The Irish Mail on Sunday

Get cool by the pool with books summer’s hottest reads

- Craig Brown

Thrillers, with their tick-inthe-box characteri­sation and severely limited plot lines in which the goodie invariably turns out to be the baddie and/or vice versa, have stopped thrilling me. You might as well play Patience or Join-the-Dots. Holidays – when your imaginatio­n has time to roam – are perfect for tackling something more interestin­g. Emile Zola’s novels never let you down. A good short one is Thérèse Raquin (Vintage Classics, €11.19) – dark and creepy – but if you want something longer then I’d go for The Beast Within (Pocket Penguins, £7.99) – even darker and creepier.

Although he had an obsessive interest in chroniclin­g life as it was lived then, Zola was also something of a visionary: The Ladies’ Paradise (OUP, €9.34), about a vast new department store shutting down local trade, heralds our own age of chain stores and globalisat­ion.

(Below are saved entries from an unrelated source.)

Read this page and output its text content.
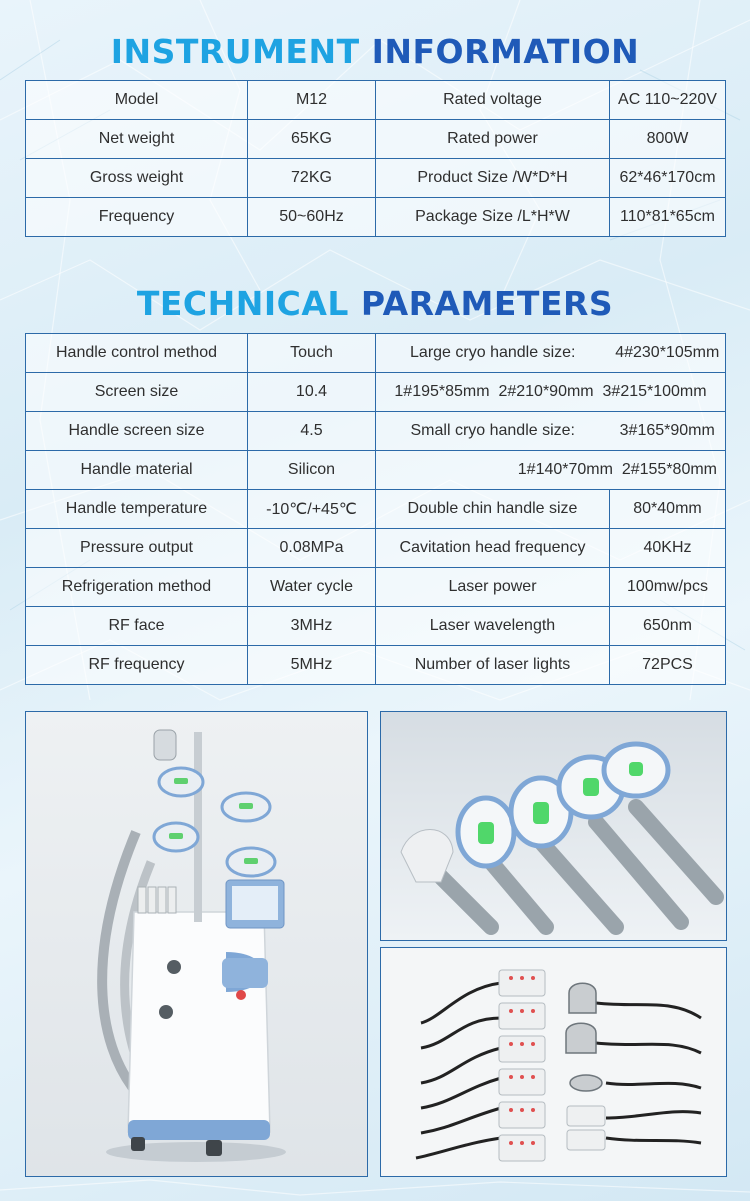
INSTRUMENT INFORMATION
Model	M12	Rated voltage	AC 110~220V
Net weight	65KG	Rated power	800W
Gross weight	72KG	Product Size /W*D*H	62*46*170cm
Frequency	50~60Hz	Package Size /L*H*W	110*81*65cm
TECHNICAL PARAMETERS
Handle control method	Touch	Large cryo handle size:	4#230*105mm
Screen size	10.4	1#195*85mm  2#210*90mm  3#215*100mm	
Handle screen size	4.5	Small cryo handle size:	3#165*90mm
Handle material	Silicon	1#140*70mm  2#155*80mm	
Handle temperature	-10℃/+45℃	Double chin handle size	80*40mm
Pressure output	0.08MPa	Cavitation head frequency	40KHz
Refrigeration method	Water cycle	Laser power	100mw/pcs
RF face	3MHz	Laser wavelength	650nm
RF frequency	5MHz	Number of laser lights	72PCS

And each year I seem to discover a new modern novelist. Last year, it was Meg Wolitzer; the year before that Tessa Hadley. Until this year I’d never read Ann Patchett. Her most recent novel, Commonweal­th (Bloomsbury, €11.99), is an exhilarati­ng and beautifull­y crafted dissection of an extended family. I’ll definitely be taking another of her novels away with me on holiday this year. My daughter says that Bel Canto is the one I’d like best and so that’s what I’ll be packing, because she’s always right.